Now, imagine that we got a correlation of 0.4 after testing the sample of 30 people. How do we know that such correlation occurs in the population as well? And, how do we know if the size of our sample was sufficiently big to be representative?
In this post, I will explain what is meant by significance testing. In practice, it does not involve any calculation; in fact, there is a ready-made table of significance which simply tells you whether your result is significant enough or not depending on your sample size and correlation coefficient. However, I think it is important to understand the logic behind this table - and this is exactly what I will attempt to explain in this post. I will give the table in the end as well, so if you are not really interested in theoretical considerations at the moment you can safely go straight there.
Logic behind significance testing
Almost anything is possible in a sample - although only certain things are likely. Thus, we try to stipulate which correlations are LIKELY correlations in samples of a given size and which are UNLIKELY (if the population correlation equals zero). So, if the population correlation does equal zero, then the correlations in the middle 95% of the sample distributions are likely ones. Consequently, correlations which fall in the extreme 5% of the sample distribution (2.5% in each direction) are unlikely.
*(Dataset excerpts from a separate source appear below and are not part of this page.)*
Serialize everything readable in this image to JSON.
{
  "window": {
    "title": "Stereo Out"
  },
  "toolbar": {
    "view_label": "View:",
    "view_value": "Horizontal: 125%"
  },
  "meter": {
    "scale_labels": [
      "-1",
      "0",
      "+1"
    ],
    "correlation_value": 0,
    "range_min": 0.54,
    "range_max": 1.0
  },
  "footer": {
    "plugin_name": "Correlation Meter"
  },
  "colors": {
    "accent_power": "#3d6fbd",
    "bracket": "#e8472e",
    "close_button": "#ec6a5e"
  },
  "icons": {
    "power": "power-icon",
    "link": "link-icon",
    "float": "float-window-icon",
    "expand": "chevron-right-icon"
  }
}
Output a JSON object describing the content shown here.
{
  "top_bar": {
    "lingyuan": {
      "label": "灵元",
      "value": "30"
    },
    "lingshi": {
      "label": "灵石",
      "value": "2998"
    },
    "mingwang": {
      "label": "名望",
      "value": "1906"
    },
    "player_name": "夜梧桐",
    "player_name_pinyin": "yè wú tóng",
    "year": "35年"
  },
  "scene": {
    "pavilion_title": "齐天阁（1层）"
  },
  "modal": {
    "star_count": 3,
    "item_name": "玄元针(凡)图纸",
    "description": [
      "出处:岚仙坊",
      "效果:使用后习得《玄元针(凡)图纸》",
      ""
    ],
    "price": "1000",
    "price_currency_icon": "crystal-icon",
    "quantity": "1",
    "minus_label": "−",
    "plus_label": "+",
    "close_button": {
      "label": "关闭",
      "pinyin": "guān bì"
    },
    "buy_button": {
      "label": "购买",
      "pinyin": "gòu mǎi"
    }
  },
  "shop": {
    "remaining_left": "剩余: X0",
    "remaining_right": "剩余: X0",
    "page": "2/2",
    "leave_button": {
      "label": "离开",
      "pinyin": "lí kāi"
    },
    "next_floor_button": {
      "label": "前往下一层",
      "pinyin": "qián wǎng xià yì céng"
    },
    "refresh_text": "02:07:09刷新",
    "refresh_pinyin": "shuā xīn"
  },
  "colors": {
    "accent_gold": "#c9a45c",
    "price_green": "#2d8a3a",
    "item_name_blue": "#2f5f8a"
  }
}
So, when our sample correlation coefficient falls into these 5% of the sample distribution from a population where the correlation is zero, we deem it to be statistically significant. In other words, we say that it is unlikely that we obtain these results if the population correlation was zero - therefore, it is probably NOT a zero which gives us a right to reject a null hypothesis and accept an alternative hypothesis (see next section).
The Null Hypothesis
An alternative hypothesis suggests that there IS a relationship between the variables; to be able to accept it we need to reject the Null Hypothesis first.
This is where significance testing comes into play. We assume that the null hypothesis is true; then we take our correlation coefficient and check whether its value was likely to occur in a sample from such a population where the null hypothesis is true (i. e., where the correlation is zero). If it falls in the extreme 5% of the sample distributions then it is unlikely - and so, we can reject the null hypothesis.
So how do we check for it?
We simply consult the Significance Tables according to the size of our sample. Note that there are two different tables for Pearson Correlation Coefficient and Spearman's rho. These tables will be given in any statistics and psychology textbooks - have fun!